AI provides sufficient capacity to automatically re-review every case against new rules or hypotheticals. For example, if a particular condition was not previously covered by the rules but becomes eligible for welfare, everyone who previously presented with that condition but was rejected can be identified. Conversely, if it’s discovered that a particular condition is susceptible to fraud but can go under many names and descriptions (e.g. the many variants of feeling sad), then a tightening of the rules can be applied retroactively as well.
Different policies can be prototyped and re-applied against every open case file, providing precise projections of how much money could be saved by different rule tweaks. As models can not only re-assess cases but also generate ideas for rule changes, in theory a fully automated budget targeting system could be built. This latter idea is highly speculative and would need to be considered much more of an R&D project than some of the other proposals, but it’s feasible at least in principle.
III. Control through stack ranking
You can’t directly control a workforce using AI. You can identify people who aren’t doing what they’re told, but this is of no use if those employees feel invulnerable. McStylez astutely observes that if workers genuinely don’t want to follow orders, then a threatening environment of cuts-induced job insecurity can be a strong incentive to do what’s being asked of them.
But how exactly do you do this? A typical approach to budget cuts is to fully defund initiatives that are disliked by the new leadership, but this means workers in ‘untouchable’ programmes see no incentive to sharpen up.
A better approach is enforced stack ranking. This requires managers to create a linear ordering of all their direct reports by comparing them against each other. In other words, they are required to work out which employees they value the most and the least. You then fire all the people at the bottom of the rankings.
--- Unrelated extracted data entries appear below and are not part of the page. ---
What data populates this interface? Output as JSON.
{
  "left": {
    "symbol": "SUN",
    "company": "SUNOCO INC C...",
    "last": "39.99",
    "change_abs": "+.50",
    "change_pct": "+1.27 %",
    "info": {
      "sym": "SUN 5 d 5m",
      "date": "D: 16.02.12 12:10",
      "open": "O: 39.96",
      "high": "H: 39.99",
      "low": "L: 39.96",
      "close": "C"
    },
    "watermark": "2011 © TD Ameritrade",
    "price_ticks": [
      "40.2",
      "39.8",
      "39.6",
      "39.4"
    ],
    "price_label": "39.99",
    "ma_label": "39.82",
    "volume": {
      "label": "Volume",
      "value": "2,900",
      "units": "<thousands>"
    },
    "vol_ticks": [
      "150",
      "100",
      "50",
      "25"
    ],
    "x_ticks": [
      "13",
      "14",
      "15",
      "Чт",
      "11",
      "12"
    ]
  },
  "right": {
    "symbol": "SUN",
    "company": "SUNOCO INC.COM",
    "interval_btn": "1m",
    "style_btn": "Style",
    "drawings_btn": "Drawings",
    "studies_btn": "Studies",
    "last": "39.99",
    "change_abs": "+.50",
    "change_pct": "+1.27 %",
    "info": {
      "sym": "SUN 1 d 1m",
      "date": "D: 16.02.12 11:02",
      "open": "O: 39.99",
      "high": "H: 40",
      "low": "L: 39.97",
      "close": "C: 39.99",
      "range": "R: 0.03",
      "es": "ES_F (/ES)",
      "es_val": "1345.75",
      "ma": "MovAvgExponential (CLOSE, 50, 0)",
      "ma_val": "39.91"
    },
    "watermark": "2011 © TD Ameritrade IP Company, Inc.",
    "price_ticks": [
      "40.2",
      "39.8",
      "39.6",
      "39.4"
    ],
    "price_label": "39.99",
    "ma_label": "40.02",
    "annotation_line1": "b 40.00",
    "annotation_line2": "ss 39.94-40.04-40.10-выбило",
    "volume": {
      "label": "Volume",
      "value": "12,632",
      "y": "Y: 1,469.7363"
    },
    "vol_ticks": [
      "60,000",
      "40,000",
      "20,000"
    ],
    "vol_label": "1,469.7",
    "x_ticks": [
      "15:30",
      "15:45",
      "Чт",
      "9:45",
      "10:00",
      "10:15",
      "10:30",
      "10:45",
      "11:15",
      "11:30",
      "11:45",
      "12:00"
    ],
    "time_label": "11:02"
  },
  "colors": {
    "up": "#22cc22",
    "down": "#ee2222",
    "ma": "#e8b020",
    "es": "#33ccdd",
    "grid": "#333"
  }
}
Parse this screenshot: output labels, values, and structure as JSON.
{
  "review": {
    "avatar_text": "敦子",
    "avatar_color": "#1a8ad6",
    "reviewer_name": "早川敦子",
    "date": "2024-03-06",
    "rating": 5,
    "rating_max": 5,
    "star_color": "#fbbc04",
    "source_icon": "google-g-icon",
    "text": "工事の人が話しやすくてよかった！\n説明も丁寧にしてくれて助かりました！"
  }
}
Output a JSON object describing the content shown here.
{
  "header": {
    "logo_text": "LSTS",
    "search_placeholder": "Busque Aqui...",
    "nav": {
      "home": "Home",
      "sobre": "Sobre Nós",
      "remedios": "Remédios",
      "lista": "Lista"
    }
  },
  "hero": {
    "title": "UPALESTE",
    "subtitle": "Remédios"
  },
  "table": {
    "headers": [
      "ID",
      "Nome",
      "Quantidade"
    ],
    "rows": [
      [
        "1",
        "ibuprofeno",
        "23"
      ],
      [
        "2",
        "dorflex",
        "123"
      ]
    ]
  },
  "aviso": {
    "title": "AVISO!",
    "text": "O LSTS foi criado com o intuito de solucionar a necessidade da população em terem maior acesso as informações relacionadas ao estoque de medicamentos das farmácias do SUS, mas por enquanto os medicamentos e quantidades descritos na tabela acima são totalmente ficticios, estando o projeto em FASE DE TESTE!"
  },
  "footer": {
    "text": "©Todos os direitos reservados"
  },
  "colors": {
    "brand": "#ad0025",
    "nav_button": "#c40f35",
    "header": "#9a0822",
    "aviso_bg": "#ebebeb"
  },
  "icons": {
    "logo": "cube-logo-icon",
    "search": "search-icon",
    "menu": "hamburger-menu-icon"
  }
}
Stack ranking is a brutal but effective way to quickly reduce the size of an organization. Practiced repeatedly it destroys morale, as it’s entirely expected to find teams made up of uniformly acceptable performers in which there are no obviously negative outliers. Stack ranking in this case demands managers engage in nearly random firings, something guaranteed to wreck morale and whatever institutional loyalty may still exist amongst the survivors.
Stack ranking also implicitly assumes that managers will be judged on the basis of their own delivery, and thus will want to actually let go of the worst employee by merit (vs the whitest man, etc). It isn’t something that can be dropped into a culture in which merit isn’t incentivized at all. How to address that problem is a topic for a later post.
Nonetheless, during a period in which you need to rapidly establish compliance across a large group of people the combination of AI monitoring, a lightweight offboarding process and forced stack ranking for troublesome departments can be effective.
It should hopefully go without saying that rule by fear is a poor strategy compared to genuinely inspiring and motivating the troops. These articles on AI-driven institutional takeover are intended to describe short term strategies capable of delivering immediate wins for sane people faced with departments purged by the woke, buying time to lay the groundwork for a true ‘hearts and minds’ campaign of re-normalization. What such a campaign might look like is a topic that we will return to in future.